I’m still working on my belief for the dream of a wholehearted, thriving body of Christ.
If you want to call bullshit on the hope in a church where Catholics actually take care of each other - that someday you won’t have to always watch your back in business deals with other Catholics,
I get it.
But the quiet growth of friendships, through late night beers, inside jokes, collaborations - into the catastrophic pitfalls, and back into forgiveness... that is powerful. Perhaps we can start by just believing in that, and then putting one foot in front of the other towards each other.
Thank you all for the healing that you have worked in my life. Thank you for your friendships and for adding your hopes to mine, for working so hard at not being like a bunch of sibling rivals competing for a father’s love.
Thank you for testifying to me with your lives that God’s love is enough, and that the body of Christ truly can be a new family.

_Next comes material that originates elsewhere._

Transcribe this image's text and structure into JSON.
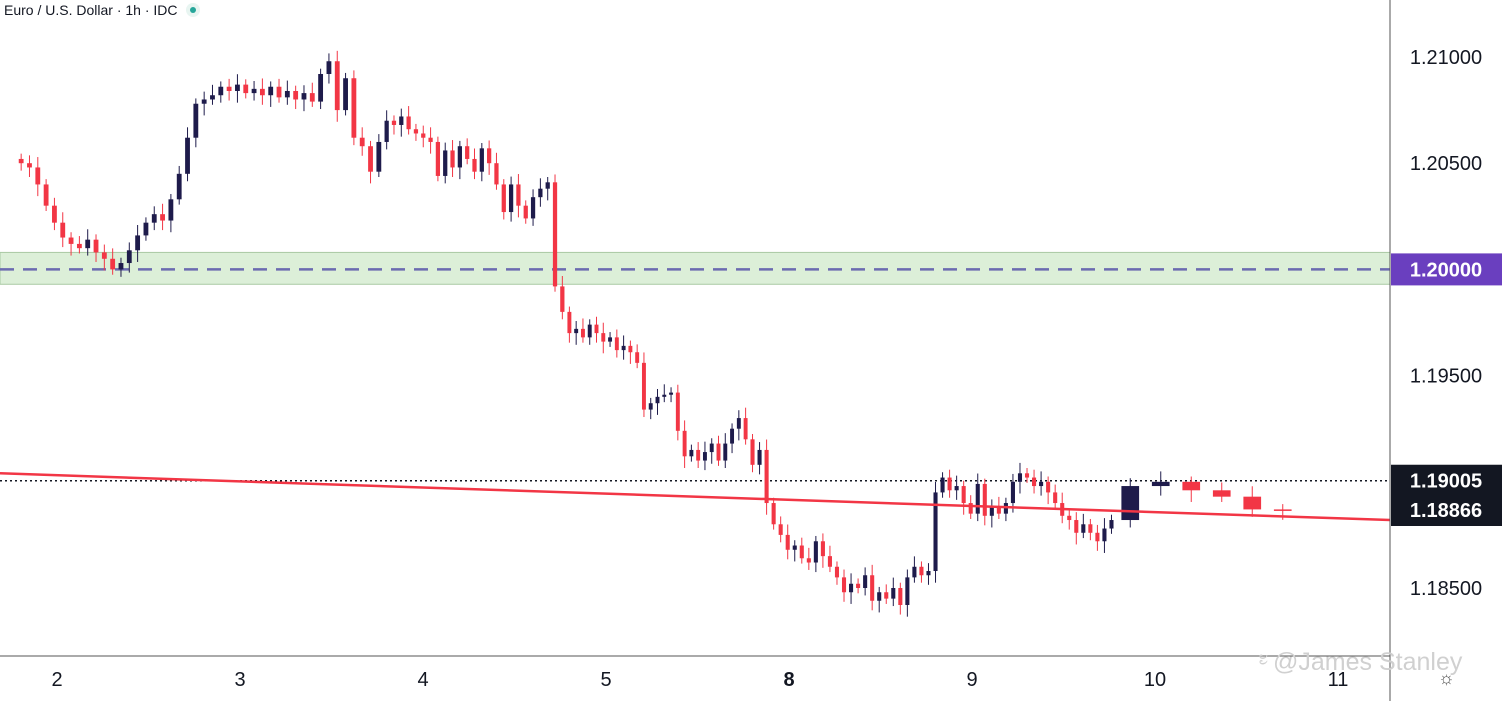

Thank you for the dance circles, for the tears you’ve shed with each other and me. Thank you for lifting your glasses and for rolling up your sleeves to stay in community with each other, even when it's hard. Thank you, for being my friends.
At the second CC Summit, I invited Nic and Edmund to the stage to thank them for the role they played in founding this movement. Nic approached me afterwards and said, “you know, back at those breakfasts, when you talked about that whole neighborhood of artisans thing… I didn’t come on board because I just couldn’t see it then. But here, now… I see it. I see it man.”